Now, let's explore the weaknesses.

• Low spatial resolution: Because the electrodes are on the scalp, they can only detect electrical activity deep in the brain. For example, it cannot tell what the amygdala is doing, only what the surface activity is doing. The spatial resolution is lower compared to other techniques, such as fMRI.
• Not accurate: EEG electrodes can provide a good estimate of where the electrical activity is occurring, but it is not accurate. It tells you where the electrical activity is the strongest, but not exactly where it comes from. EEGs typically represent the activity of the whole brain, rather than neurones specifically.
• Uncomfortable: The many electrodes combined with the gel make the device uncomfortable for participants.
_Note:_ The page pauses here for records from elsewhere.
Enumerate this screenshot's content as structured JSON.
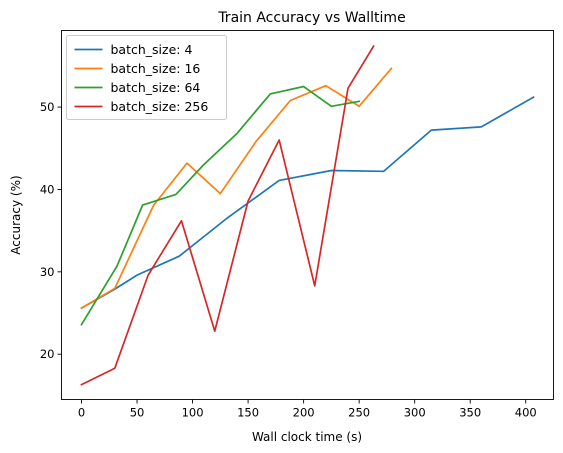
{
  "chart_data": {
    "type": "line",
    "title": "Train Accuracy vs Walltime",
    "xlabel": "Wall clock time (s)",
    "ylabel": "Accuracy (%)",
    "xlim": [
      -18,
      425
    ],
    "ylim": [
      14.5,
      59.3
    ],
    "xticks": [
      0,
      50,
      100,
      150,
      200,
      250,
      300,
      350,
      400
    ],
    "yticks": [
      20,
      30,
      40,
      50
    ],
    "grid": false,
    "legend_position": "top-left",
    "series": [
      {
        "name": "batch_size: 4",
        "color": "#1f77b4",
        "x": [
          0,
          30,
          50,
          88,
          130,
          178,
          225,
          272,
          315,
          360,
          407
        ],
        "y": [
          25.6,
          27.9,
          29.6,
          31.9,
          36.4,
          41.1,
          42.3,
          42.2,
          47.2,
          47.6,
          51.2
        ]
      },
      {
        "name": "batch_size: 16",
        "color": "#ff7f0e",
        "x": [
          0,
          30,
          65,
          95,
          125,
          157,
          188,
          220,
          250,
          279
        ],
        "y": [
          25.6,
          28.0,
          38.1,
          43.2,
          39.5,
          45.8,
          50.8,
          52.6,
          50.1,
          54.7
        ]
      },
      {
        "name": "batch_size: 64",
        "color": "#2ca02c",
        "x": [
          0,
          32,
          55,
          85,
          110,
          140,
          170,
          200,
          225,
          250
        ],
        "y": [
          23.6,
          30.7,
          38.1,
          39.4,
          43.0,
          46.8,
          51.6,
          52.5,
          50.1,
          50.7
        ]
      },
      {
        "name": "batch_size: 256",
        "color": "#d62728",
        "x": [
          0,
          30,
          60,
          90,
          120,
          150,
          178,
          210,
          240,
          263
        ],
        "y": [
          16.3,
          18.3,
          29.6,
          36.2,
          22.8,
          38.6,
          46.0,
          28.3,
          52.3,
          57.4
        ]
      }
    ]
  }
}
Also, the gel stays in the hair until it is washed off, so it can be very inconvenient for participants.
• EEGs lack the robustness of ERPs: EEGs capture activity that occurs throughout the brain, and do not use the averaging technique, making ERPs robust in comparison.
  • As a result, more EEG samples are needed to provide accurate results, which is both time-consuming and inconvenient, and sometimes increases costs.
• Confounding Variables: Factors such as age, consciousness and environmental stimuli need to be accounted for. When they are not, confounding variables affect results.